9.26.2010

30s - the middle child of ages

so having recently turned 30 and freaking out tremendously about it (as my last post was only the tip of the iceberg), i thought why not? let's clear the air.

i look at my 30s as the middle child of ages - yr not youthful anymore (goodbye 20s and irresponsibility), but yr not quite old (hello 40s, "established," "seasonal," "continental" as one friend put it). and it's definitely an interesting decade to be single.

granted i've only been 30 for less than a month, but looking around it's crazy. the majority of my friends are either married, engaged, in a relationship, have children or a combination of the aforementioned. i can literally count the amount of single grrlfriends i have on both hands (in their 30s-40s). i also have plenty of friends who are legally separated or divorced, with or without kids. so our experiences, although different, are sometimes similar in their own right.

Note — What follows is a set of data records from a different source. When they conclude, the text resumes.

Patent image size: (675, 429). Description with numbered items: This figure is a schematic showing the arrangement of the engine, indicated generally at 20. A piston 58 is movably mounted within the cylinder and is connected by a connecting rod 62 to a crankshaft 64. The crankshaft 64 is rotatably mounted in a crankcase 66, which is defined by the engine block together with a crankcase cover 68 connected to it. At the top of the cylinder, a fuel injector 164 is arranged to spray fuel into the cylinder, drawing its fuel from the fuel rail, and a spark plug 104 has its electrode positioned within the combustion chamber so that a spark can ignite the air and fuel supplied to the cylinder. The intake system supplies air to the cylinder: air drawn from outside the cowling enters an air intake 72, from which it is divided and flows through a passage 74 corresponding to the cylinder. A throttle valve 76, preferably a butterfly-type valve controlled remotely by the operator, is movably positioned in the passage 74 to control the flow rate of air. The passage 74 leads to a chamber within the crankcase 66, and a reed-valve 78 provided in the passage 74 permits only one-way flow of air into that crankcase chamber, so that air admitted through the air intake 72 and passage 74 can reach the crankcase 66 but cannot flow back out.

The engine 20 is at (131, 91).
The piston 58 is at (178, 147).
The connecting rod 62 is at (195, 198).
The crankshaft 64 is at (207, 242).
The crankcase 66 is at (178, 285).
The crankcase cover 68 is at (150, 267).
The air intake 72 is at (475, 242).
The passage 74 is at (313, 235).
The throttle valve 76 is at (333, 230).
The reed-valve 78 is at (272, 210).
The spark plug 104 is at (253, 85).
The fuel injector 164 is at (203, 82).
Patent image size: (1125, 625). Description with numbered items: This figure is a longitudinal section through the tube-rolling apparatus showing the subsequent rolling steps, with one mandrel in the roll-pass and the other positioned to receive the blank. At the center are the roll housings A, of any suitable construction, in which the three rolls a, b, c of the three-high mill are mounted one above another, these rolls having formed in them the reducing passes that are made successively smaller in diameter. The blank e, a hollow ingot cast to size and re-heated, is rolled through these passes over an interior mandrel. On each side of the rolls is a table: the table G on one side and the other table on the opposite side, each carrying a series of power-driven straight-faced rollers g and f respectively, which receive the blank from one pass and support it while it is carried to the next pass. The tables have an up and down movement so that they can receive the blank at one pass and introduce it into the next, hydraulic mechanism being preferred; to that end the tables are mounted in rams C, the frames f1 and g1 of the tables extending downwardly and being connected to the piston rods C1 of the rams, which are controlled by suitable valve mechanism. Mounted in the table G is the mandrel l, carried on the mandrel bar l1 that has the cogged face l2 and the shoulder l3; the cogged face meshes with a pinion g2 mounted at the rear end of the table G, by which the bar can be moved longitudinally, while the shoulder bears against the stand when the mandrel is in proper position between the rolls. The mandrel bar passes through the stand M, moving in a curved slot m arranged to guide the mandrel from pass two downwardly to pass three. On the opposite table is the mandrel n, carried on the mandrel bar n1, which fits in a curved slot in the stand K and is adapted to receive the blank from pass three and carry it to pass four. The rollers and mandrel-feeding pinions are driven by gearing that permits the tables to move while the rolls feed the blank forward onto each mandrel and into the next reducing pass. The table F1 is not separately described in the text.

sometimes it's hard being in my current situation: i'm 30, single, living with my momsies (and soon to be uncle). that can put a damper on things since i don't want a potential mate to meet my family until i know he's committed. while i was completely insecure about it before, i realize it's who i am now: i'm a 30-something dutchorican living with momsies. and that's totally okay! accept it or as jay-z would say, "on to the next one."

but it's hard at the same time to look around at everyone else and say that i feel okay with where i'm at. because let's face it: what fun is life if you don't have that one person to share it with? what fun is going through the crazy roller coaster that can be our experiences if there isn't that one person yr emotionally intimate with? i'm not talking about yr best friend, sibling or family member. but i guess dating is like the lottery - you gotta play to win.

what i'm finding though is the men i've come into contact with over the years either want to be my friend or just get physical. or the ones that do want a relationship want it to materialize out of thin air. what's up with that? what kind of vibe am i sending out? or is it that they can't handle this? or they don't want to work for it? i'm still marinating on that one.

so being 30, i'm implementing a new rule for dating that someone told me they used when they were still single (now happily married for quite some time with kids), and i really liked it - date within yr decade. so i'm expanding my horizons to include older men (up to 40). let's see how many i can find that are completely single, no kids, never been married. because what i'm finding as i get older is that is so hard to come by.

i was out with one of my older grrlfriends the other night(a total cougar in her own right - grown kids, single, smokin' bod, i wish i look as good as her when i grow up!), and i struck up a conversation with a guy who's 38, single with children, and very attractive. when asked, i told him i had never been married or had any kids. you know what this one told me? that i was "a rarity." really? i guess i never knew.